This article is part of the supplement: Computational Intelligence in Bioinformatics and Biostatistics: new trends from the CIBB conference series
SNPranker 2.0: a gene-centric data mining tool for diseases associated SNP prioritization in GWAS
- Equal contributors
1 Consiglio Nazionale delle Ricerche - Istituto di Tecnologie Biomediche (CNR-ITB), Via F.lli Cervi 93, 20090 Segrate (MI), Italy
2 San Raffaele Telethon Institute for Gene Therapy (HSR-TIGET), Via Olgettina 58, 20132 Milano, Italy
3 Parco Tecnologico Padano, Via Einstein - Loc. Cascina Codazza, 26900 Lodi, Italy
BMC Bioinformatics 2013, 14(Suppl 1):S9 doi:10.1186/1471-2105-14-S1-S9Published: 14 January 2013
The capability of correlating specific genotypes with human diseases is a complex issue in spite of all advantages arisen from high-throughput technologies, such as Genome Wide Association Studies (GWAS). New tools for genetic variants interpretation and for Single Nucleotide Polymorphisms (SNPs) prioritization are actually needed. Given a list of the most relevant SNPs statistically associated to a specific pathology as result of a genotype study, a critical issue is the identification of genes that are effectively related to the disease by re-scoring the importance of the identified genetic variations. Vice versa, given a list of genes, it can be of great importance to predict which SNPs can be involved in the onset of a particular disease, in order to focus the research on their effects.
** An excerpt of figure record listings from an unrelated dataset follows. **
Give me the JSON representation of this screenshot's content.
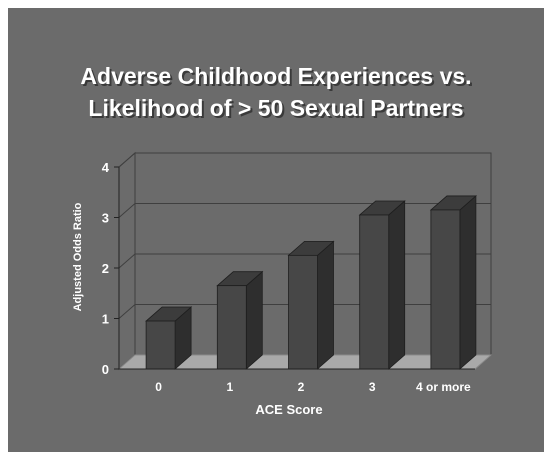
{
  "slide": {
    "title_line1": "Adverse Childhood Experiences vs.",
    "title_line2": "Likelihood of  > 50  Sexual Partners"
  },
  "chart_data": {
    "type": "bar",
    "title": "Adverse Childhood Experiences vs. Likelihood of  > 50  Sexual Partners",
    "categories": [
      "0",
      "1",
      "2",
      "3",
      "4 or more"
    ],
    "values": [
      0.95,
      1.65,
      2.25,
      3.05,
      3.15
    ],
    "xlabel": "ACE Score",
    "ylabel": "Adjusted Odds Ratio",
    "ylim": [
      0,
      4
    ],
    "yticks": [
      "0",
      "1",
      "2",
      "3",
      "4"
    ],
    "grid": true,
    "legend": "none",
    "style": "3d",
    "colors": {
      "background": "#6b6b6b",
      "bar_front": "#474747",
      "bar_side": "#2e2e2e",
      "bar_top": "#3c3c3c",
      "floor": "#a9a9a9",
      "wall": "#6b6b6b",
      "grid": "#3f3f3f",
      "text": "#ffffff"
    }
  }
}
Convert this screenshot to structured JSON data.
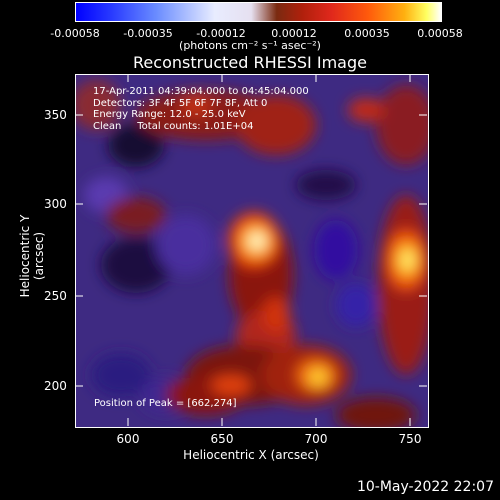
{
  "colorbar": {
    "ticks": [
      "-0.00058",
      "-0.00035",
      "-0.00012",
      "0.00012",
      "0.00035",
      "0.00058"
    ],
    "unit": "(photons cm⁻² s⁻¹ asec⁻²)"
  },
  "title": "Reconstructed RHESSI Image",
  "info": {
    "time_range": "17-Apr-2011 04:39:04.000 to 04:45:04.000",
    "detectors": "Detectors: 3F 4F 5F 6F 7F 8F, Att 0",
    "energy": "Energy Range: 12.0 - 25.0 keV",
    "algorithm": "Clean     Total counts: 1.01E+04"
  },
  "peak_label": "Position of Peak = [662,274]",
  "axes": {
    "xlabel": "Heliocentric X (arcsec)",
    "ylabel": "Heliocentric Y (arcsec)",
    "xticks": [
      "600",
      "650",
      "700",
      "750"
    ],
    "yticks": [
      "350",
      "300",
      "250",
      "200"
    ]
  },
  "timestamp": "10-May-2022 22:07"
}
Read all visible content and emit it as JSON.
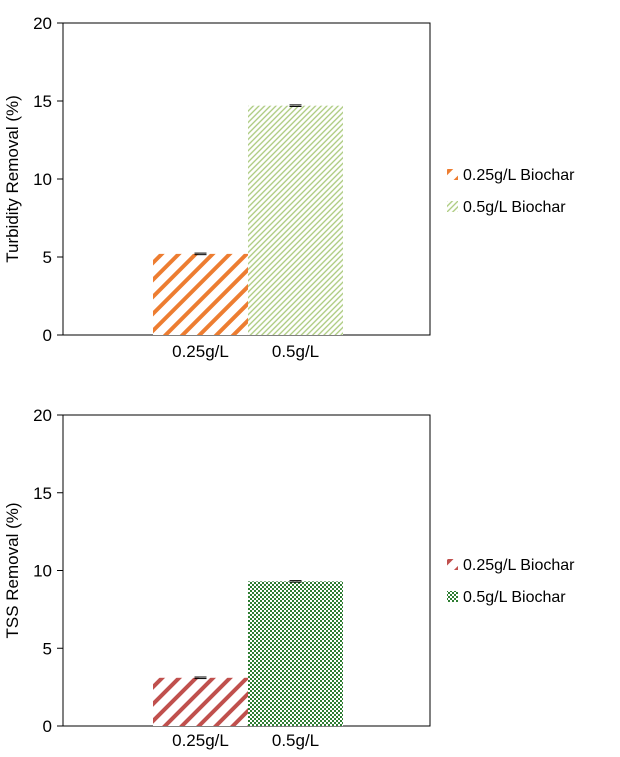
{
  "chart_data": [
    {
      "type": "bar",
      "categories": [
        "0.25g/L",
        "0.5g/L"
      ],
      "values": [
        5.2,
        14.7
      ],
      "error": [
        0.05,
        0.05
      ],
      "ylabel": "Turbidity Removal (%)",
      "ylim": [
        0,
        20
      ],
      "yticks": [
        0,
        5,
        10,
        15,
        20
      ],
      "grid": false,
      "legend_position": "right",
      "series": [
        {
          "name": "0.25g/L Biochar",
          "color": "#ED7D31",
          "pattern": "diagonal-stripes-wide"
        },
        {
          "name": "0.5g/L Biochar",
          "color": "#A9C97A",
          "pattern": "diagonal-stripes-fine"
        }
      ]
    },
    {
      "type": "bar",
      "categories": [
        "0.25g/L",
        "0.5g/L"
      ],
      "values": [
        3.1,
        9.3
      ],
      "error": [
        0.05,
        0.05
      ],
      "ylabel": "TSS Removal (%)",
      "ylim": [
        0,
        20
      ],
      "yticks": [
        0,
        5,
        10,
        15,
        20
      ],
      "grid": false,
      "legend_position": "right",
      "series": [
        {
          "name": "0.25g/L Biochar",
          "color": "#C0504D",
          "pattern": "diagonal-stripes-wide"
        },
        {
          "name": "0.5g/L Biochar",
          "color": "#2E7D32",
          "pattern": "checker"
        }
      ]
    }
  ]
}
We propose a new bioinformatics approach to support biological data mining in the analysis and interpretation of SNPs associated to pathologies. This system can be employed to design custom genotyping chips for disease-oriented studies and to re-score GWAS results. The proposed method relies (1) on the data integration of public resources using a gene-centric database design, (2) on the evaluation of a set of static biomolecular annotations, defined as features, and (3) on the SNP scoring function, which computes SNP scores using parameters and weights set by users. We employed a machine learning classifier to set default feature weights and an ontological annotation layer to enable the enrichment of the input gene set. We implemented our method as a web tool called SNPranker 2.0 (http://www.itb.cnr.it/snpranker webcite), improving our first published release of this system. A user-friendly interface allows the input of a list of genes, SNPs or a biological process, and to customize the features set with relative weights. As result, SNPranker 2.0 returns a list of SNPs, localized within input and ontologically enriched genes, combined with their prioritization scores.
Different databases and resources are already available for SNPs annotation, but they do not prioritize or re-score SNPs relying on a-priori biomolecular knowledge. SNPranker 2.0 attempts to fill this gap through a user-friendly integrated web resource. End users, such as researchers in medical genetics and epidemiology, may find in SNPranker 2.0 a new tool for data mining and interpretation able to support SNPs analysis. Possible scenarios are GWAS data re-scoring, SNPs selection for custom genotyping arrays and SNPs/diseases association studies.